Parameter Type Description Required
wp_stats list Within-population statistics to compute Y
xp_stats list Cross-population statistics to compute Y
wtjd_window_sizes list Window sizes in base pairs for windowed tajima's d (wtjd) statistic Y
wtjd_step_size_ratios list Step size as fraction of window in base pair for wtjd statistic Y
mtjd_window_sizes list Window sizes in SNPs for moving tajima's d (mtjd) statistic Y
mtjd_step_size_ratios list Step size as fraction of window in SNPs for mtjd statistic Y
dtjd_moving_window_sizes list Window sizes in SNPs for xp moving delta tajima's d (dtjd) statistic Y
dtjd_moving_step_size_ratios list Step size as fraction of window in SNPs for cross population dtjd statistic Y
top_proportion float Top proportion for outlier identification Y

dadi-cli.yaml

Example

# Data type
unfolded: True

# Demographic models
demog_1d: two_epoch
demog_1d_p0: "0.5 5 0.5"
demog_1d_ub: "10 10 1"
demog_1d_lb: "10e-5 10e-5 0"

# DFE models
dfe_1d: lognormal
dfe_1d_p0: "5 5 0.5"
dfe_1d_ub: "100 1000 1"
dfe_1d_lb: "10e-5 10e-5 0"

# Grid sizes
dm_grid_size: "300 400 500"
dfe_grid_size: "300 400 500"

# Gamma points for generating caches
gamma_pts: 100

# Ratio of non-synonymous/synonymous mutation rates
ratio: 2.31

# Number of optimization runs
optimizations: 50

# Bootstrap parameters
bootstrap_replicates: 100
chunk_size: 1000000

# Frequency spectrum flags
mask_singletons: false

Parameters

Parameter Type Description Required
unfolded boolean Use polarized/unfolded allele frequency spectrum Y
demog_1d string 1D demographic model name Y
demog_1d_p0 string Initial parameters for 1D demographic model Y
demog_1d_ub string Upper bounds for 1D demographic model parameters Y
demog_1d_lb string Lower bounds for 1D demographic model parameters Y
dfe_1d string 1D DFE model name Y
dfe_1d_p0 string Initial parameters for 1D DFE model Y
dfe_1d_ub string Upper bounds for 1D DFE model parameters Y
dfe_1d_lb string Lower bounds for 1D DFE model parameters Y
dm_grid_size string Grid sizes for demographic inference Y
dfe_grid_size string Grid for DFE inference Y
gamma_pts integer Number of gamma points for cache generation Y
ratio float Ratio of non-synonymous to synonymous mutation rates Y
optimizations integer Number of optimization runs Y
bootstrap_replicates integer Number of bootstrap replicates Y
chunk_size integer Chunk size for bootstrapping Y
mask_singletons boolean Whether to mask singleton variants Y

Important Notes

  1. Ancestral Alleles: If anc_alleles is not provided, polarization-dependent analyses (selscan, betascan with unfolded=True, dadi with unfolded=True) will not run.

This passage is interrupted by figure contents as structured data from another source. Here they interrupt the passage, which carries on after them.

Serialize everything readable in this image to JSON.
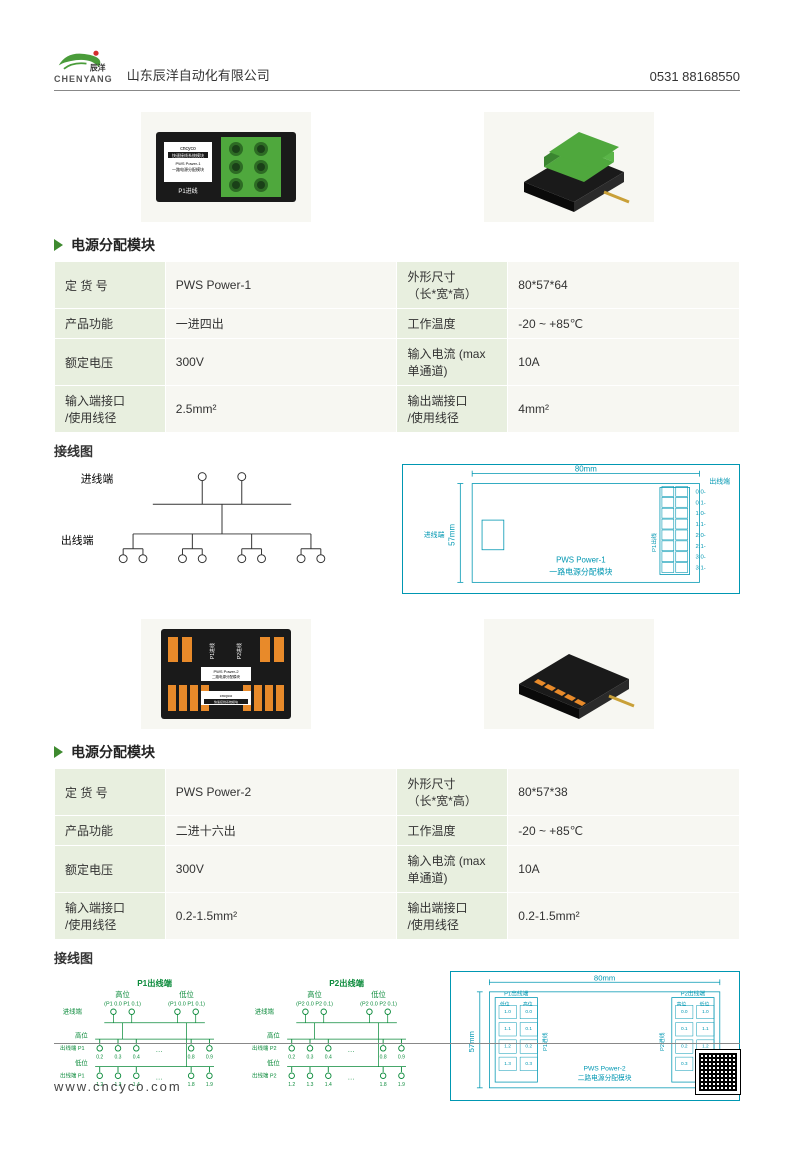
{
  "header": {
    "logo_text": "CHENYANG",
    "logo_cn": "辰洋",
    "company": "山东辰洋自动化有限公司",
    "phone": "0531 88168550",
    "logo_colors": {
      "swoosh": "#4a9c3a",
      "dot": "#d42e2e"
    }
  },
  "footer": {
    "url": "www.cncyco.com"
  },
  "colors": {
    "accent_green": "#3e8a2f",
    "cell_label_bg": "#e8efdf",
    "cell_value_bg": "#f7f7f2",
    "diagram_teal": "#0097b2",
    "product1_body": "#1a1a1a",
    "product1_terminal": "#4fa83d",
    "product2_body": "#1a1a1a",
    "product2_terminal": "#e88a2a"
  },
  "sections": [
    {
      "title": "电源分配模块",
      "product_label": {
        "brand": "cncyco",
        "line1": "快速接线系统模块",
        "line2": "PWS Power-1",
        "line3": "一路电源分配模块",
        "mark": "P1进线"
      },
      "rows": [
        {
          "l1": "定 货 号",
          "v1": "PWS Power-1",
          "l2": "外形尺寸\n（长*宽*高）",
          "v2": "80*57*64"
        },
        {
          "l1": "产品功能",
          "v1": "一进四出",
          "l2": "工作温度",
          "v2": "-20 ~ +85℃"
        },
        {
          "l1": "额定电压",
          "v1": "300V",
          "l2": "输入电流 (max单通道)",
          "v2": "10A"
        },
        {
          "l1": "输入端接口\n/使用线径",
          "v1": "2.5mm²",
          "l2": "输出端接口\n/使用线径",
          "v2": "4mm²"
        }
      ],
      "wiring": {
        "title": "接线图",
        "in_label": "进线端",
        "out_label": "出线端"
      },
      "dim": {
        "w": "80mm",
        "h": "57mm",
        "text1": "PWS Power-1",
        "text2": "一路电源分配模块",
        "in_label": "进线端",
        "out_label": "出线端",
        "conn": [
          "0.0-",
          "0.1-",
          "1.0-",
          "1.1-",
          "2.0-",
          "2.1-",
          "3.0-",
          "3.1-"
        ],
        "port": "P1出线"
      }
    },
    {
      "title": "电源分配模块",
      "product_label": {
        "brand": "cncyco",
        "line1": "快速接线系统模块",
        "line2": "PWS Power-2",
        "line3": "二路电源分配模块",
        "mark1": "P1进线",
        "mark2": "P2进线"
      },
      "rows": [
        {
          "l1": "定 货 号",
          "v1": "PWS Power-2",
          "l2": "外形尺寸\n（长*宽*高）",
          "v2": "80*57*38"
        },
        {
          "l1": "产品功能",
          "v1": "二进十六出",
          "l2": "工作温度",
          "v2": "-20 ~ +85℃"
        },
        {
          "l1": "额定电压",
          "v1": "300V",
          "l2": "输入电流 (max单通道)",
          "v2": "10A"
        },
        {
          "l1": "输入端接口\n/使用线径",
          "v1": "0.2-1.5mm²",
          "l2": "输出端接口\n/使用线径",
          "v2": "0.2-1.5mm²"
        }
      ],
      "wiring": {
        "title": "接线图",
        "groups": [
          {
            "head": "P1出线端",
            "in": "进线端",
            "hi": "高位",
            "lo": "低位",
            "hi_pins": "(P1 0.0  P1 0.1)",
            "lo_pins": "(P1 0.0  P1 0.1)",
            "out_hi": "出线端 P1",
            "hi_nums": [
              "0.2",
              "0.3",
              "0.4",
              "0.8",
              "0.9"
            ],
            "out_lo": "出线端 P1",
            "lo_nums": [
              "1.2",
              "1.3",
              "1.4",
              "1.8",
              "1.9"
            ]
          },
          {
            "head": "P2出线端",
            "in": "进线端",
            "hi": "高位",
            "lo": "低位",
            "hi_pins": "(P2 0.0  P2 0.1)",
            "lo_pins": "(P2 0.0  P2 0.1)",
            "out_hi": "出线端 P2",
            "hi_nums": [
              "0.2",
              "0.3",
              "0.4",
              "0.8",
              "0.9"
            ],
            "out_lo": "出线端 P2",
            "lo_nums": [
              "1.2",
              "1.3",
              "1.4",
              "1.8",
              "1.9"
            ]
          }
        ]
      },
      "dim": {
        "w": "80mm",
        "h": "57mm",
        "text1": "PWS Power-2",
        "text2": "二路电源分配模块",
        "left": {
          "head": "P1出线端",
          "hi": "高位",
          "lo": "低位",
          "port": "P1进线",
          "nums": [
            "1.0",
            "0.0",
            "1.1",
            "0.1",
            "1.2",
            "0.2",
            "1.3",
            "0.3"
          ]
        },
        "right": {
          "head": "P2出线端",
          "hi": "高位",
          "lo": "低位",
          "port": "P2进线",
          "nums": [
            "0.0",
            "1.0",
            "0.1",
            "1.1",
            "0.2",
            "1.2",
            "0.3",
            "1.3"
          ]
        }
      }
    }
  ]
}
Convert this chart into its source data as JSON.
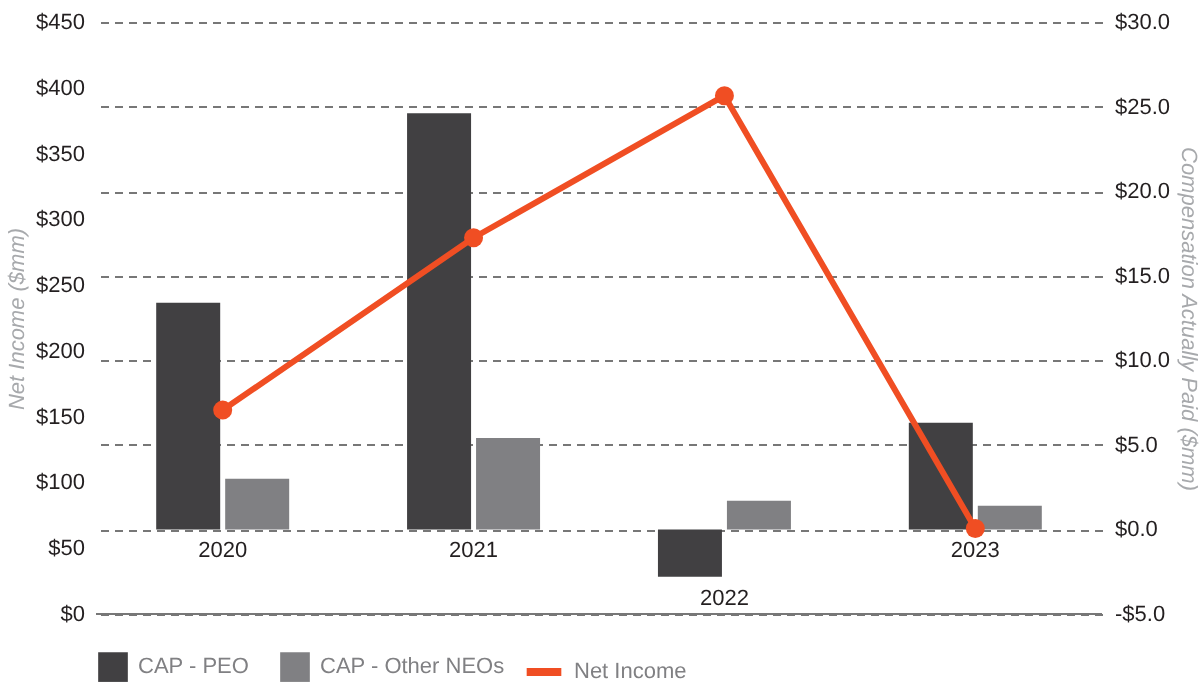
{
  "chart_data": {
    "type": "bar",
    "categories": [
      "2020",
      "2021",
      "2022",
      "2023"
    ],
    "ylabel": "Net Income ($mm)",
    "y2label": "Compensation Actually Paid ($mm)",
    "series": [
      {
        "name": "CAP - PEO",
        "axis": "y2",
        "color": "#414042",
        "values": [
          13.4,
          24.6,
          -2.8,
          6.3
        ]
      },
      {
        "name": "CAP - Other NEOs",
        "axis": "y2",
        "color": "#808083",
        "values": [
          3.0,
          5.4,
          1.7,
          1.4
        ]
      },
      {
        "name": "Net Income",
        "type": "line",
        "axis": "y",
        "color": "#f04e23",
        "values": [
          155,
          286,
          394,
          65
        ]
      }
    ],
    "ylim": [
      0,
      450
    ],
    "yticks": [
      {
        "value": 0,
        "label": "$0"
      },
      {
        "value": 50,
        "label": "$50"
      },
      {
        "value": 100,
        "label": "$100"
      },
      {
        "value": 150,
        "label": "$150"
      },
      {
        "value": 200,
        "label": "$200"
      },
      {
        "value": 250,
        "label": "$250"
      },
      {
        "value": 300,
        "label": "$300"
      },
      {
        "value": 350,
        "label": "$350"
      },
      {
        "value": 400,
        "label": "$400"
      },
      {
        "value": 450,
        "label": "$450"
      }
    ],
    "y2lim": [
      -5,
      30
    ],
    "y2ticks": [
      {
        "value": -5,
        "label": "-$5.0"
      },
      {
        "value": 0,
        "label": "$0.0"
      },
      {
        "value": 5,
        "label": "$5.0"
      },
      {
        "value": 10,
        "label": "$10.0"
      },
      {
        "value": 15,
        "label": "$15.0"
      },
      {
        "value": 20,
        "label": "$20.0"
      },
      {
        "value": 25,
        "label": "$25.0"
      },
      {
        "value": 30,
        "label": "$30.0"
      }
    ],
    "grid": "y2",
    "legend": "bottom",
    "marker": "circle",
    "line_style": "solid"
  }
}
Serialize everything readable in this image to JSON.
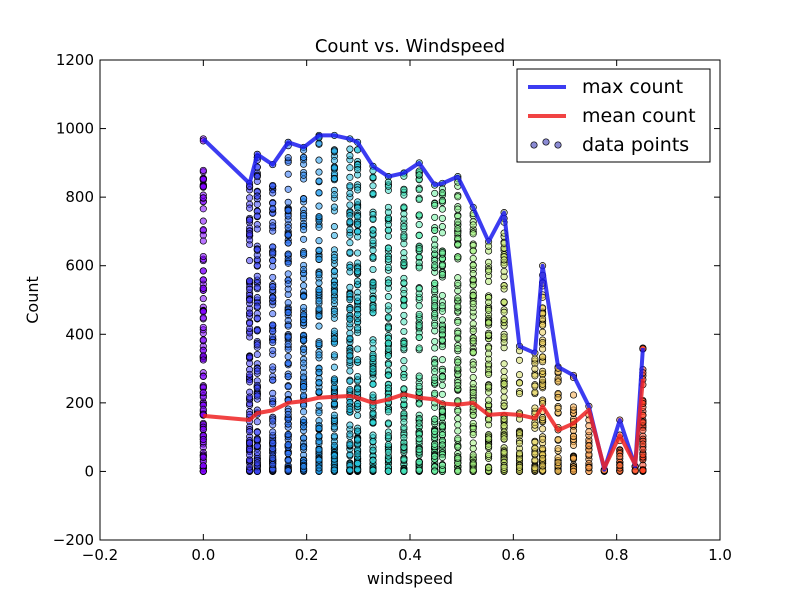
{
  "chart_data": {
    "type": "scatter",
    "title": "Count vs. Windspeed",
    "xlabel": "windspeed",
    "ylabel": "Count",
    "xlim": [
      -0.2,
      1.0
    ],
    "ylim": [
      -200,
      1200
    ],
    "xticks": [
      "−0.2",
      "0.0",
      "0.2",
      "0.4",
      "0.6",
      "0.8",
      "1.0"
    ],
    "yticks": [
      "−200",
      "0",
      "200",
      "400",
      "600",
      "800",
      "1000",
      "1200"
    ],
    "grid": false,
    "legend_position": "top-right",
    "legend": [
      {
        "label": "max count",
        "kind": "line",
        "color": "#1a1aee"
      },
      {
        "label": "mean count",
        "kind": "line",
        "color": "#ee2222"
      },
      {
        "label": "data points",
        "kind": "marker",
        "color": "#5a5ac0"
      }
    ],
    "series": [
      {
        "name": "max count",
        "kind": "line",
        "color": "#1a1aee",
        "x": [
          0.0,
          0.0896,
          0.1045,
          0.1343,
          0.1642,
          0.194,
          0.2239,
          0.2537,
          0.2836,
          0.2985,
          0.3284,
          0.3582,
          0.3881,
          0.4179,
          0.4478,
          0.4627,
          0.4925,
          0.5224,
          0.5522,
          0.5821,
          0.6119,
          0.6418,
          0.6567,
          0.6866,
          0.7164,
          0.7463,
          0.7761,
          0.806,
          0.8358,
          0.8507
        ],
        "y": [
          970,
          840,
          925,
          895,
          960,
          945,
          980,
          980,
          970,
          960,
          890,
          860,
          870,
          900,
          835,
          840,
          860,
          770,
          670,
          755,
          365,
          345,
          600,
          305,
          280,
          190,
          5,
          150,
          15,
          360
        ]
      },
      {
        "name": "mean count",
        "kind": "line",
        "color": "#ee2222",
        "x": [
          0.0,
          0.0896,
          0.1045,
          0.1343,
          0.1642,
          0.194,
          0.2239,
          0.2537,
          0.2836,
          0.2985,
          0.3284,
          0.3582,
          0.3881,
          0.4179,
          0.4478,
          0.4627,
          0.4925,
          0.5224,
          0.5522,
          0.5821,
          0.6119,
          0.6418,
          0.6567,
          0.6866,
          0.7164,
          0.7463,
          0.7761,
          0.806,
          0.8358,
          0.8507
        ],
        "y": [
          162,
          150,
          170,
          178,
          200,
          205,
          215,
          218,
          220,
          215,
          200,
          210,
          225,
          215,
          210,
          198,
          195,
          200,
          165,
          168,
          165,
          155,
          190,
          120,
          140,
          180,
          10,
          105,
          20,
          270
        ]
      },
      {
        "name": "data points",
        "kind": "scatter",
        "columns": [
          {
            "x": 0.0,
            "max": 970
          },
          {
            "x": 0.0896,
            "max": 840
          },
          {
            "x": 0.1045,
            "max": 925
          },
          {
            "x": 0.1343,
            "max": 895
          },
          {
            "x": 0.1642,
            "max": 960
          },
          {
            "x": 0.194,
            "max": 945
          },
          {
            "x": 0.2239,
            "max": 980
          },
          {
            "x": 0.2537,
            "max": 980
          },
          {
            "x": 0.2836,
            "max": 970
          },
          {
            "x": 0.2985,
            "max": 960
          },
          {
            "x": 0.3284,
            "max": 890
          },
          {
            "x": 0.3582,
            "max": 860
          },
          {
            "x": 0.3881,
            "max": 870
          },
          {
            "x": 0.4179,
            "max": 900
          },
          {
            "x": 0.4478,
            "max": 835
          },
          {
            "x": 0.4627,
            "max": 840
          },
          {
            "x": 0.4925,
            "max": 860
          },
          {
            "x": 0.5224,
            "max": 770
          },
          {
            "x": 0.5522,
            "max": 670
          },
          {
            "x": 0.5821,
            "max": 755
          },
          {
            "x": 0.6119,
            "max": 365
          },
          {
            "x": 0.6418,
            "max": 345
          },
          {
            "x": 0.6567,
            "max": 600
          },
          {
            "x": 0.6866,
            "max": 305
          },
          {
            "x": 0.7164,
            "max": 280
          },
          {
            "x": 0.7463,
            "max": 190
          },
          {
            "x": 0.7761,
            "max": 5
          },
          {
            "x": 0.806,
            "max": 150
          },
          {
            "x": 0.8358,
            "max": 15
          },
          {
            "x": 0.8507,
            "max": 360
          }
        ]
      }
    ]
  }
}
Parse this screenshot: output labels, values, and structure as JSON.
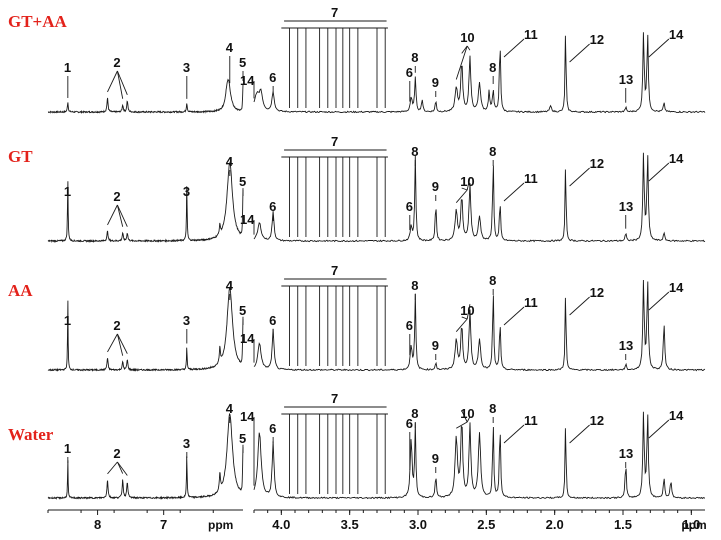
{
  "chart_data": {
    "type": "line",
    "title": "",
    "xlabel": "ppm",
    "axes": [
      {
        "id": "left",
        "xlim": [
          8.75,
          5.8
        ],
        "ticks": [
          8,
          7
        ],
        "unit": "ppm",
        "tick_labels": [
          "8",
          "7"
        ]
      },
      {
        "id": "right",
        "xlim": [
          4.2,
          0.9
        ],
        "ticks": [
          4.0,
          3.5,
          3.0,
          2.5,
          2.0,
          1.5,
          1.0
        ],
        "unit": "ppm",
        "tick_labels": [
          "4.0",
          "3.5",
          "3.0",
          "2.5",
          "2.0",
          "1.5",
          "1.0"
        ]
      }
    ],
    "panels": [
      {
        "name": "GT+AA",
        "baseline": 112,
        "peaks": [
          {
            "ppm": 8.45,
            "h": 10,
            "w": 0.008
          },
          {
            "ppm": 7.85,
            "h": 14,
            "w": 0.01
          },
          {
            "ppm": 7.62,
            "h": 7,
            "w": 0.01
          },
          {
            "ppm": 7.55,
            "h": 11,
            "w": 0.01
          },
          {
            "ppm": 6.65,
            "h": 9,
            "w": 0.008
          },
          {
            "ppm": 6.05,
            "h": 6,
            "w": 0.02
          },
          {
            "ppm": 6.02,
            "h": 30,
            "w": 0.04
          },
          {
            "ppm": 5.8,
            "h": 26,
            "w": 0.006
          },
          {
            "ppm": 4.18,
            "h": 16,
            "w": 0.02
          },
          {
            "ppm": 4.15,
            "h": 18,
            "w": 0.015
          },
          {
            "ppm": 4.06,
            "h": 20,
            "w": 0.01
          },
          {
            "ppm": 3.05,
            "h": 14,
            "w": 0.008
          },
          {
            "ppm": 3.02,
            "h": 34,
            "w": 0.006
          },
          {
            "ppm": 2.97,
            "h": 12,
            "w": 0.006
          },
          {
            "ppm": 2.87,
            "h": 12,
            "w": 0.005
          },
          {
            "ppm": 2.72,
            "h": 24,
            "w": 0.01
          },
          {
            "ppm": 2.68,
            "h": 50,
            "w": 0.008
          },
          {
            "ppm": 2.62,
            "h": 54,
            "w": 0.008
          },
          {
            "ppm": 2.55,
            "h": 28,
            "w": 0.01
          },
          {
            "ppm": 2.48,
            "h": 20,
            "w": 0.006
          },
          {
            "ppm": 2.45,
            "h": 22,
            "w": 0.006
          },
          {
            "ppm": 2.4,
            "h": 74,
            "w": 0.005
          },
          {
            "ppm": 2.03,
            "h": 6,
            "w": 0.008
          },
          {
            "ppm": 1.92,
            "h": 90,
            "w": 0.004
          },
          {
            "ppm": 1.48,
            "h": 5,
            "w": 0.005
          },
          {
            "ppm": 1.35,
            "h": 77,
            "w": 0.006
          },
          {
            "ppm": 1.32,
            "h": 77,
            "w": 0.006
          },
          {
            "ppm": 1.2,
            "h": 9,
            "w": 0.006
          }
        ]
      },
      {
        "name": "GT",
        "baseline": 241,
        "peaks": [
          {
            "ppm": 8.45,
            "h": 60,
            "w": 0.006
          },
          {
            "ppm": 7.85,
            "h": 10,
            "w": 0.01
          },
          {
            "ppm": 7.62,
            "h": 8,
            "w": 0.01
          },
          {
            "ppm": 7.55,
            "h": 8,
            "w": 0.01
          },
          {
            "ppm": 6.65,
            "h": 55,
            "w": 0.006
          },
          {
            "ppm": 6.15,
            "h": 10,
            "w": 0.01
          },
          {
            "ppm": 6.0,
            "h": 78,
            "w": 0.05
          },
          {
            "ppm": 5.8,
            "h": 48,
            "w": 0.006
          },
          {
            "ppm": 4.16,
            "h": 18,
            "w": 0.015
          },
          {
            "ppm": 4.06,
            "h": 30,
            "w": 0.008
          },
          {
            "ppm": 3.05,
            "h": 14,
            "w": 0.008
          },
          {
            "ppm": 3.02,
            "h": 85,
            "w": 0.005
          },
          {
            "ppm": 2.87,
            "h": 40,
            "w": 0.005
          },
          {
            "ppm": 2.72,
            "h": 30,
            "w": 0.01
          },
          {
            "ppm": 2.68,
            "h": 44,
            "w": 0.008
          },
          {
            "ppm": 2.62,
            "h": 56,
            "w": 0.008
          },
          {
            "ppm": 2.55,
            "h": 24,
            "w": 0.01
          },
          {
            "ppm": 2.45,
            "h": 82,
            "w": 0.005
          },
          {
            "ppm": 2.4,
            "h": 40,
            "w": 0.005
          },
          {
            "ppm": 1.92,
            "h": 84,
            "w": 0.004
          },
          {
            "ppm": 1.48,
            "h": 8,
            "w": 0.005
          },
          {
            "ppm": 1.35,
            "h": 86,
            "w": 0.006
          },
          {
            "ppm": 1.32,
            "h": 86,
            "w": 0.006
          },
          {
            "ppm": 1.2,
            "h": 8,
            "w": 0.006
          }
        ]
      },
      {
        "name": "AA",
        "baseline": 370,
        "peaks": [
          {
            "ppm": 8.45,
            "h": 70,
            "w": 0.005
          },
          {
            "ppm": 7.85,
            "h": 12,
            "w": 0.01
          },
          {
            "ppm": 7.62,
            "h": 8,
            "w": 0.01
          },
          {
            "ppm": 7.55,
            "h": 10,
            "w": 0.01
          },
          {
            "ppm": 6.65,
            "h": 22,
            "w": 0.006
          },
          {
            "ppm": 6.15,
            "h": 16,
            "w": 0.01
          },
          {
            "ppm": 6.0,
            "h": 82,
            "w": 0.05
          },
          {
            "ppm": 5.8,
            "h": 48,
            "w": 0.006
          },
          {
            "ppm": 4.16,
            "h": 26,
            "w": 0.015
          },
          {
            "ppm": 4.06,
            "h": 40,
            "w": 0.008
          },
          {
            "ppm": 3.05,
            "h": 24,
            "w": 0.008
          },
          {
            "ppm": 3.02,
            "h": 75,
            "w": 0.005
          },
          {
            "ppm": 2.87,
            "h": 8,
            "w": 0.005
          },
          {
            "ppm": 2.72,
            "h": 30,
            "w": 0.01
          },
          {
            "ppm": 2.68,
            "h": 44,
            "w": 0.008
          },
          {
            "ppm": 2.62,
            "h": 58,
            "w": 0.008
          },
          {
            "ppm": 2.55,
            "h": 30,
            "w": 0.01
          },
          {
            "ppm": 2.45,
            "h": 80,
            "w": 0.005
          },
          {
            "ppm": 2.4,
            "h": 50,
            "w": 0.005
          },
          {
            "ppm": 1.92,
            "h": 86,
            "w": 0.004
          },
          {
            "ppm": 1.48,
            "h": 6,
            "w": 0.005
          },
          {
            "ppm": 1.35,
            "h": 88,
            "w": 0.006
          },
          {
            "ppm": 1.32,
            "h": 88,
            "w": 0.006
          },
          {
            "ppm": 1.2,
            "h": 48,
            "w": 0.006
          }
        ]
      },
      {
        "name": "Water",
        "baseline": 498,
        "peaks": [
          {
            "ppm": 8.45,
            "h": 38,
            "w": 0.005
          },
          {
            "ppm": 7.85,
            "h": 18,
            "w": 0.01
          },
          {
            "ppm": 7.62,
            "h": 18,
            "w": 0.01
          },
          {
            "ppm": 7.55,
            "h": 16,
            "w": 0.01
          },
          {
            "ppm": 6.65,
            "h": 42,
            "w": 0.006
          },
          {
            "ppm": 6.15,
            "h": 18,
            "w": 0.01
          },
          {
            "ppm": 6.0,
            "h": 84,
            "w": 0.05
          },
          {
            "ppm": 5.8,
            "h": 48,
            "w": 0.006
          },
          {
            "ppm": 4.16,
            "h": 66,
            "w": 0.015
          },
          {
            "ppm": 4.06,
            "h": 56,
            "w": 0.008
          },
          {
            "ppm": 3.05,
            "h": 58,
            "w": 0.008
          },
          {
            "ppm": 3.02,
            "h": 72,
            "w": 0.005
          },
          {
            "ppm": 2.87,
            "h": 24,
            "w": 0.005
          },
          {
            "ppm": 2.72,
            "h": 60,
            "w": 0.01
          },
          {
            "ppm": 2.68,
            "h": 76,
            "w": 0.008
          },
          {
            "ppm": 2.62,
            "h": 72,
            "w": 0.008
          },
          {
            "ppm": 2.55,
            "h": 64,
            "w": 0.01
          },
          {
            "ppm": 2.45,
            "h": 76,
            "w": 0.005
          },
          {
            "ppm": 2.4,
            "h": 76,
            "w": 0.005
          },
          {
            "ppm": 1.92,
            "h": 82,
            "w": 0.004
          },
          {
            "ppm": 1.48,
            "h": 36,
            "w": 0.005
          },
          {
            "ppm": 1.35,
            "h": 84,
            "w": 0.006
          },
          {
            "ppm": 1.32,
            "h": 84,
            "w": 0.006
          },
          {
            "ppm": 1.2,
            "h": 20,
            "w": 0.006
          },
          {
            "ppm": 1.15,
            "h": 18,
            "w": 0.006
          }
        ]
      }
    ],
    "annotations": [
      {
        "label": "1",
        "ppm": 8.45
      },
      {
        "label": "2",
        "ppm": 7.7
      },
      {
        "label": "3",
        "ppm": 6.65
      },
      {
        "label": "4",
        "ppm": 6.0
      },
      {
        "label": "5",
        "ppm": 5.8
      },
      {
        "label": "6",
        "ppm": 4.06
      },
      {
        "label": "7",
        "ppm": 3.6
      },
      {
        "label": "8",
        "ppm": 3.02
      },
      {
        "label": "9",
        "ppm": 2.87
      },
      {
        "label": "10",
        "ppm": 2.64
      },
      {
        "label": "11",
        "ppm": 2.4
      },
      {
        "label": "12",
        "ppm": 1.92
      },
      {
        "label": "13",
        "ppm": 1.48
      },
      {
        "label": "14",
        "ppm": 1.34
      }
    ],
    "grid": false,
    "legend": "none"
  }
}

  2. VCF File Naming: VCF files must follow the pattern: {data_folder}/{vcf_prefix}{chromosome}{vcf_suffix}

    • Example with vcf_prefix: "full_chr": examples/data/Human/raw/full_chr21.vcf.gz
    • Example with vcf_prefix: "chr": resources/data/chr21.vcf.gz
    • Example with vcf_prefix: "": resources/data/21.vcf.gz
  3. Metadata Format: Tab-separated file with columns: Sample and Population

  4. Repeat Masking: Optional but recommended for balancing selection analysis. Set to empty string or null to disable.

  5. Step Size Ratios: Values from 0 to 1 represent the fraction of window size to step.

    • Example: window size = 100, step size ratio = 0.1 → step size = 10

Please check Snakemake Configuration documentation for additional information.